Masterson Luke A, Spanswick Victoria J, Hartley John A, Begent Richard H, Howard Philip W, Thurston David E
CR-UK Gene Targeting Drug Design Research Group, School of Pharmacy, University of London, 29/39 Brunswick Square, London WC1 1AX, UK.
Bioorg Med Chem Lett. 2006 Jan 15;16(2):252-6. doi: 10.1016/j.bmcl.2005.10.017. Epub 2005 Nov 15.

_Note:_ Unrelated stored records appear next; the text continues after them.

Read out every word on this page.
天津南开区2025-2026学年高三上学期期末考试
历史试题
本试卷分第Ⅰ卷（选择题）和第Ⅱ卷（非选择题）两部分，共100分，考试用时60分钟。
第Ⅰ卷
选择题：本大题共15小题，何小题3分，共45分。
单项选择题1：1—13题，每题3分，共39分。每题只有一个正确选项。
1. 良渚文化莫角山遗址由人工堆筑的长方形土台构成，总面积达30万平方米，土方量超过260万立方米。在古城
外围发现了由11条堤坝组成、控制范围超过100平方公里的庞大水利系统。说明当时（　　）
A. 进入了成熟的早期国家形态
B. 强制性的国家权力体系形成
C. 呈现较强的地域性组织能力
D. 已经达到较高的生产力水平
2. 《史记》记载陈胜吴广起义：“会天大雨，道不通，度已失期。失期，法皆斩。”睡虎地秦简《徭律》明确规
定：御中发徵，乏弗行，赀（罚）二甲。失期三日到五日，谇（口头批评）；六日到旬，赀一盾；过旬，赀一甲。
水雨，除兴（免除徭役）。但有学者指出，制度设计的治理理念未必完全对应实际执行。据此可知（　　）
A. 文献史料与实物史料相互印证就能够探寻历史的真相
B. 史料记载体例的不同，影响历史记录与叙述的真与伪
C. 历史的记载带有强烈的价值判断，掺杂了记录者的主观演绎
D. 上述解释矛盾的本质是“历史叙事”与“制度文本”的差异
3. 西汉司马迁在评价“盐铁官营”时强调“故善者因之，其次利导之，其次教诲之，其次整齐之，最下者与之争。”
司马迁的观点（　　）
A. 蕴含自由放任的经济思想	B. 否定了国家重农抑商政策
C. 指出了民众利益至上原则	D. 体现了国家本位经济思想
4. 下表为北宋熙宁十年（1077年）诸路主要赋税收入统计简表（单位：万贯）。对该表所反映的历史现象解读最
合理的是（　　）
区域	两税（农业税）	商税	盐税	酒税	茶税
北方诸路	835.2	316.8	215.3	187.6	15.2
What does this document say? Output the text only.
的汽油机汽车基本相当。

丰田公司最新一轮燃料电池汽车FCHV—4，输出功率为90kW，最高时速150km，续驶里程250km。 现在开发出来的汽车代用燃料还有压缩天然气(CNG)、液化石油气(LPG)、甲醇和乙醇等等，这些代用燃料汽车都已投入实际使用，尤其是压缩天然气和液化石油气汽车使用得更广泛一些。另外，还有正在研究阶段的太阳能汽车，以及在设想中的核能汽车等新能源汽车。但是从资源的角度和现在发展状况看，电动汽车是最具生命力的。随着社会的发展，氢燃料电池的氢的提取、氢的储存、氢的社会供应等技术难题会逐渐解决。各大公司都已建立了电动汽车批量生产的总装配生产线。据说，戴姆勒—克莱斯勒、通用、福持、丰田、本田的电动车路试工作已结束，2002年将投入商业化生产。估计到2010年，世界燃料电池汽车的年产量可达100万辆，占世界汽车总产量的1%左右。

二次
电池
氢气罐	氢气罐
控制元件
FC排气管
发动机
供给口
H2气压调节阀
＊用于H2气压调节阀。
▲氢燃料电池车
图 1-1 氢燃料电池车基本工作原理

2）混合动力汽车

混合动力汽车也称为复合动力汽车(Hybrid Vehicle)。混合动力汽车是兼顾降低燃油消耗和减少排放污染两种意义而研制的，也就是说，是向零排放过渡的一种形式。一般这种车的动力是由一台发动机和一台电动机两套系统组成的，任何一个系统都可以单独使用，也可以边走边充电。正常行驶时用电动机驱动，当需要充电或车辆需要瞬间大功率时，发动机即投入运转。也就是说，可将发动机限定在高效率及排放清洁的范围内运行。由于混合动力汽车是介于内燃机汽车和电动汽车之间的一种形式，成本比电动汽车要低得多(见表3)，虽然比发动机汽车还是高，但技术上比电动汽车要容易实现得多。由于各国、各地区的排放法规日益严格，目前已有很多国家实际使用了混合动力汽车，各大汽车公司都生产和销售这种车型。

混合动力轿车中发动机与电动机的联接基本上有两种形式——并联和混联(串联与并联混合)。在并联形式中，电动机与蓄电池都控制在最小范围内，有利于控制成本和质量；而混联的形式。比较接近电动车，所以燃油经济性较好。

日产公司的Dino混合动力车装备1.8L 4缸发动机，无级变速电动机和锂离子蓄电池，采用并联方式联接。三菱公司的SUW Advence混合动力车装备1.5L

The design, synthesis and evaluation of four novel pyrrolo[2,1-c][1,4]benzodiazepine (PBD) prodrugs (1a,b and 2a,b; ) for potential use in carboxypeptidase G2 (CPG2)-based antibody-directed enzyme prodrug therapy (ADEPT) is reported. Although all four prodrugs were shown to be less cytotoxic than the released parent PBDs 3 and 4, the urea prodrugs 1b and 2b were found to be too unstable for use in ADEPT, whereas carbamates 1a and 2a are both stable in an aqueous environment and are good substrates for CPG2.
报道了四种新型吡咯并[2,1 - c][1,4]苯并二氮杂卓(PBD)前药(1a、b和2a、b)的设计、合成及评估,其有望用于基于羧肽酶G2(CPG2)的抗体导向酶前药疗法(ADEPT)。尽管所有四种前药的细胞毒性均低于释放出的母体PBDs 3和4,但发现脲前药1b和2b在ADEPT中使用时稳定性太差,而氨基甲酸酯1a和2a在水性环境中均稳定,且是CPG2的良好底物。